And now, addressing Doru NICOLAESCU, my former best friend, even though I would like to contradict you and throw the glove to continue our polemic, I have to agree with you: a foreign CEO could be a praiseworthy initiative. After all, the Romanians have often preferred a foreign prince to a domestic one. I still feel sorry that I admitted I speak Romanian the day I returned to the country that educated me and raised me. I am sure I would have been far better received and been the object of less gossip, had I stuck to using the English language that my living and academic experience abroad had polished.

As an addition to your statements, I want to express my conviction that Mr. SOBOLEWSKI, prior to being elected by the Board of the BSE, the Committee of the Bucharest Stock Exchange, was assessed with the depth and professional sophistication that can be expected from a body of specialists of their caliber. I am also convinced that Mr. SOBOLEWSKI as a candidate for this position, has conducted a deep analysis of the similarities and differences between the BSE and the Warsaw Stock Exchange, and between the Romanian and the Polish stock market, especially when in Romania, unlike in Poland, the commercial banks are not active in the market. Only such an analysis could have underpinned the plan for restructuring the management of the BSE, or else I doubt anybody would have hired him. Sure, the deep knowledge of Romanian realities, as well as the Romanian expertise and the attachment of his conational, Mr. KONIECZNY, to the Romanian stock market, must have been a great help in elaborating the analysis and the proposed solutions.

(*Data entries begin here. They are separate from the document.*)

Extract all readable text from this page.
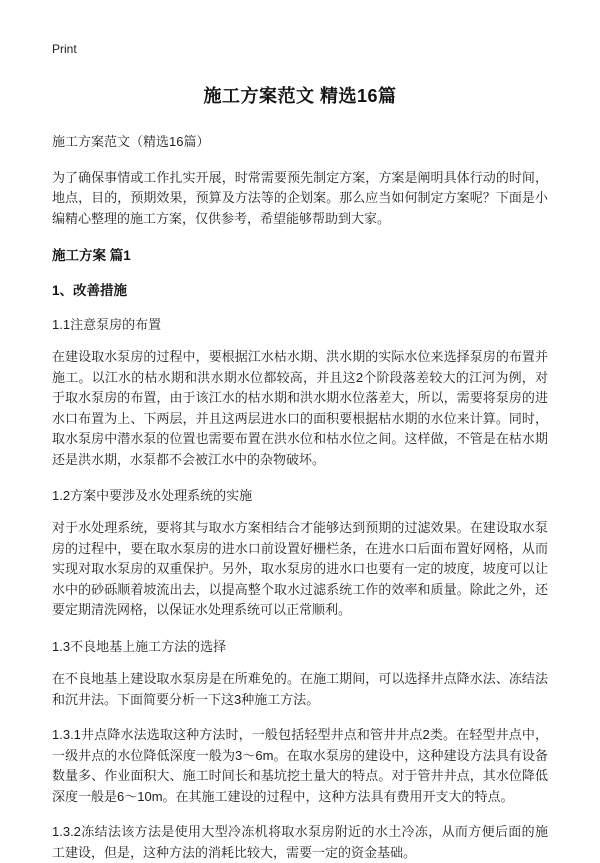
Print
施工方案范文 精选16篇
施工方案范文（精选16篇）

为了确保事情或工作扎实开展，时常需要预先制定方案，方案是阐明具体行动的时间，地点，目的，预期效果，预算及方法等的企划案。那么应当如何制定方案呢？下面是小编精心整理的施工方案，仅供参考，希望能够帮助到大家。

施工方案 篇1
1、改善措施
1.1注意泵房的布置

在建设取水泵房的过程中，要根据江水枯水期、洪水期的实际水位来选择泵房的布置并施工。以江水的枯水期和洪水期水位都较高，并且这2个阶段落差较大的江河为例，对于取水泵房的布置，由于该江水的枯水期和洪水期水位落差大，所以，需要将泵房的进水口布置为上、下两层，并且这两层进水口的面积要根据枯水期的水位来计算。同时，取水泵房中潜水泵的位置也需要布置在洪水位和枯水位之间。这样做，不管是在枯水期还是洪水期，水泵都不会被江水中的杂物破坏。

1.2方案中要涉及水处理系统的实施

对于水处理系统，要将其与取水方案相结合才能够达到预期的过滤效果。在建设取水泵房的过程中，要在取水泵房的进水口前设置好栅栏条，在进水口后面布置好网格，从而实现对取水泵房的双重保护。另外，取水泵房的进水口也要有一定的坡度，坡度可以让水中的砂砾顺着坡流出去，以提高整个取水过滤系统工作的效率和质量。除此之外，还要定期清洗网格，以保证水处理系统可以正常顺利。

1.3不良地基上施工方法的选择

在不良地基上建设取水泵房是在所难免的。在施工期间，可以选择井点降水法、冻结法和沉井法。下面简要分析一下这3种施工方法。

1.3.1井点降水法选取这种方法时，一般包括轻型井点和管井井点2类。在轻型井点中，一级井点的水位降低深度一般为3～6m。在取水泵房的建设中，这种建设方法具有设备数量多、作业面积大、施工时间长和基坑挖土量大的特点。对于管井井点，其水位降低深度一般是6～10m。在其施工建设的过程中，这种方法具有费用开支大的特点。

1.3.2冻结法该方法是使用大型冷冻机将取水泵房附近的水土冷冻，从而方便后面的施工建设，但是，这种方法的消耗比较大，需要一定的资金基础。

After all, the BSE is a listed company, and at the end of the day, what matters is the price of the stock. In the end, how you make that price rise as a CEO is nobody's business, as long as that increase is a sine-qua-non requirement for earning and keeping the position of CEO. And besides, who would take the responsibility of hiring a CEO without making him/her directly responsible for such a ratio?

I would have been very thrilled to participate in the drafting of this plan for the restructuring of the BSE, because I honestly believe that the BSE has become kind of a dusty trinket, which can only be turned around by relying on people. Both the personnel of the Bucharest Stock Exchange, as well as all the players of the stock market, have to be incentivized to start reinventing themselves and to innovate something everyday. People need to start going to roadshows everyday across the country and abroad, to introduce themselves, to represent themselves, to persuade and to gain the confidence of the community. The capital of the BSE must be put to work to expand the customer base for the capital market and to educate the members of the broker community. The members of the Government must be persuaded to take the Bucharest Stock Exchange to the Button Room, which should have been its place from the very beginning. The NBR must gain confidence in the stock market to get the confidence necessary to bring the BSE to the forefront of the financial market.

Do you think, Gentlemen, that in order to deal with all of these things, the CEO of the BSE needs to have a perfect mastery of the Romanian language, and to be a profound connoisseur of the Romanian realities and culture? Nah, I don't think so!